Virtual reality is still a burgeoning technology. The dream of putting on a headset and transporting to another world is the appeal, but it’s a feature that many headsets still struggle with. While HTC, Oculus, and Sony have made significant strides to increase immersion, there’s still a disconnect when it comes to how you move in a virtual world.
VR sickness, vertigo, and loss of immersion are some of the biggest problems users face, and it’s tech companies are scrambling to solve it. 3drudder’s foot motion controller for the PSVR aims to be a solution, promising free and seamless movement, as well as full motion control. We had a chance to try it out at CES Unveiled.

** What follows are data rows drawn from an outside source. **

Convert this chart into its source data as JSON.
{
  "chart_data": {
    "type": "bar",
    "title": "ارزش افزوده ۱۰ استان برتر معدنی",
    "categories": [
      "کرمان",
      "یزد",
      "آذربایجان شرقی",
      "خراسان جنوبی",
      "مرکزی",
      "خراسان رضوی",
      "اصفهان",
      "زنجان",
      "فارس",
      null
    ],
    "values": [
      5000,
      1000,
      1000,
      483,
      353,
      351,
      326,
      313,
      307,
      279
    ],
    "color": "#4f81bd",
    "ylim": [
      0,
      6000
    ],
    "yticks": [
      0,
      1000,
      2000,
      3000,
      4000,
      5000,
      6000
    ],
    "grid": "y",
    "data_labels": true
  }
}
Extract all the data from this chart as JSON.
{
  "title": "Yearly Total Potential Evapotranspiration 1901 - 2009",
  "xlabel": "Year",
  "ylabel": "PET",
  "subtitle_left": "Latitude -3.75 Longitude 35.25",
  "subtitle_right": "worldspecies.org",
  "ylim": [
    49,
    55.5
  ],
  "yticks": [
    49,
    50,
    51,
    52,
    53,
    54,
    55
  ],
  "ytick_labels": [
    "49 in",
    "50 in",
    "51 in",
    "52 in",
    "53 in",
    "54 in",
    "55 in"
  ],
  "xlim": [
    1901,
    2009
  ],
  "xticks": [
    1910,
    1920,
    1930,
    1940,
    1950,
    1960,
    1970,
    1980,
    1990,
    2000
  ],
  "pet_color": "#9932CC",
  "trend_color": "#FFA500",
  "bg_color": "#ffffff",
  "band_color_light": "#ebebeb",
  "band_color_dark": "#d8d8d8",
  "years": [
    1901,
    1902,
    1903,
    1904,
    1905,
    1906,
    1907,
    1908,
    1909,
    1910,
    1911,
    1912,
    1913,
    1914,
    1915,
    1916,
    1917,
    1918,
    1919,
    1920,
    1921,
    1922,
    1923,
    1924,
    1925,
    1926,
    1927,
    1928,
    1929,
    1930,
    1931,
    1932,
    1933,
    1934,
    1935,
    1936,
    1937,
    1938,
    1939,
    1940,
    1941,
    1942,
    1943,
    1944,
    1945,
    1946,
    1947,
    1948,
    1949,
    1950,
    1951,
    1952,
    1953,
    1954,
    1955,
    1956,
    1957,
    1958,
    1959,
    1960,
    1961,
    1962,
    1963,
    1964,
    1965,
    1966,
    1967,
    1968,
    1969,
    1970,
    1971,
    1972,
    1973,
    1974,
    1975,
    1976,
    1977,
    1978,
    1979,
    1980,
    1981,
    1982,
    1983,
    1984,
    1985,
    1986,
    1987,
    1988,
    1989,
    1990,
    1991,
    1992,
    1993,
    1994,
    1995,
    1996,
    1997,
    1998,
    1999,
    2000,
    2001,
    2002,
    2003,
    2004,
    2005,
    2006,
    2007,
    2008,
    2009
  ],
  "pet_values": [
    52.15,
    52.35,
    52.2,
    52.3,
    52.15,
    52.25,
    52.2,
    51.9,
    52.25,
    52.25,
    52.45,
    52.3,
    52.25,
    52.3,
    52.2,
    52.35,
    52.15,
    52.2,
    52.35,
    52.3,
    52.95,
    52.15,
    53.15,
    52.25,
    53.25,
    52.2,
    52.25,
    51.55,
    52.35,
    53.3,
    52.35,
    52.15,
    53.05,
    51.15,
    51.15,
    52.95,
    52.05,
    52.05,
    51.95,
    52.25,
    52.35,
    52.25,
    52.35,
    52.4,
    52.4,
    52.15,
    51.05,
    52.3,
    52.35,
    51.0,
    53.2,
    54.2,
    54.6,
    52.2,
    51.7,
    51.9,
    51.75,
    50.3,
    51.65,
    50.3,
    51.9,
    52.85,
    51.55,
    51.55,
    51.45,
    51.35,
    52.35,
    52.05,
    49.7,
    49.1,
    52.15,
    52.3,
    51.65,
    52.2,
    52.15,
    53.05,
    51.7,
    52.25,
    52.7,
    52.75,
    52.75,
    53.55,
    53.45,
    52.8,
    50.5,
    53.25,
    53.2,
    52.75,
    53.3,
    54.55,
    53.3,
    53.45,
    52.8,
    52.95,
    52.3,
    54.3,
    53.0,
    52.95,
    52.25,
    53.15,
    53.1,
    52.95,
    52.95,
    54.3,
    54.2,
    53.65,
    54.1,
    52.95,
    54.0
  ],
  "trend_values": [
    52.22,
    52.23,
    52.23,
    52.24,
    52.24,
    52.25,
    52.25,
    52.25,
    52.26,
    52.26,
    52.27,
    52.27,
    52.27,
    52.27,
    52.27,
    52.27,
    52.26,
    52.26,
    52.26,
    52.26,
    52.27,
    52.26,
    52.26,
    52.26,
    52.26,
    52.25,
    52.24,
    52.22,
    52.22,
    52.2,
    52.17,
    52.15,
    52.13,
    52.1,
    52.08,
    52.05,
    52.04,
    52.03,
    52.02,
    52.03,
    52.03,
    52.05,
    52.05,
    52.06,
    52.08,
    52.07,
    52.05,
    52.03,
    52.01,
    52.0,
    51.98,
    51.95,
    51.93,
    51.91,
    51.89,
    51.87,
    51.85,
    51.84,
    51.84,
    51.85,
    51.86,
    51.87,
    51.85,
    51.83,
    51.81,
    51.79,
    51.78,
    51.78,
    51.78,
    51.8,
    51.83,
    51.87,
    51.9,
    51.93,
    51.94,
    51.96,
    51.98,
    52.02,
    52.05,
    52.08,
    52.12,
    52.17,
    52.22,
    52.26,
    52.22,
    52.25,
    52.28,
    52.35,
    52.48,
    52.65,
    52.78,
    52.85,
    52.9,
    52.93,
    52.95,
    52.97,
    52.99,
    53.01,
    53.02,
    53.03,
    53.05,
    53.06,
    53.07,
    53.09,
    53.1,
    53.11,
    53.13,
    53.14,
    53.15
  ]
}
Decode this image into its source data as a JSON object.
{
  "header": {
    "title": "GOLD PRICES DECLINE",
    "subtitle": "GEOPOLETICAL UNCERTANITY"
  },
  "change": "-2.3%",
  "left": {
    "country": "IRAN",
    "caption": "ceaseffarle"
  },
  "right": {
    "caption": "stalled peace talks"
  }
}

A great option, but not a substitute
At a glance, the 3drudder foot motion controller doesn’t look like much. It’s a circular disc that sort of resembles a frisbee with PlayStation- blue accents on the sides, and a logo in the center. Players sit down and place their feet on either side of the device, and it teeters in the direction where you place the most force. You can also turn by pivoting your feet left or right in a circular motion.
The obvious benefit of the controller is that movement is mostly hands-free. During our demo, we played an unreleased game called The Wizards, due out on PlayStation VR sometime in February, and movement was mostly handled using the 3rudder foot motion controller. Jumps and long-distance leaps, though, were completed with teleportation, a mechanic frequently seen in many VR games. The two complimented each other well.
For plenty of people acquainted with VR, the most glaring issue with the controller is that it’s used while sitting down, which breaks the immersion. When I asked 3drudder’s CEO, Stanislas Chesnais, why they chose a seated experience over standing, he explained. “For many VR games that require players to explore large virtual territories, being seated makes more sense. It’s more relaxing and more secure. And your brain will trick you into believing you’re standing.”
While the 3drudder’s foot motion controller isn’t designed to simulate realistic movement, it’s a approachable way to navigate in VR that doesn’t cause motion sickness or vertigo. I didn’t experience any problems, and the controller brings a welcomed change to typical VR traversal. It reduces excessive use of clunky teleportation controls or unnatural movement that will have you trying to keep your lunch down.
While not a perfect substitute for walking, running, or moving in a virtual world, the 3drudder’s foot motion controller for the PlayStation VR is welcomed and sizeable option. With some iterations it could easily become a staple to mainstream consumer VR, and at an affordable pricepoint of $119, you won’t have to break the bank — or your living room coffee table — when it comes out later this year in April.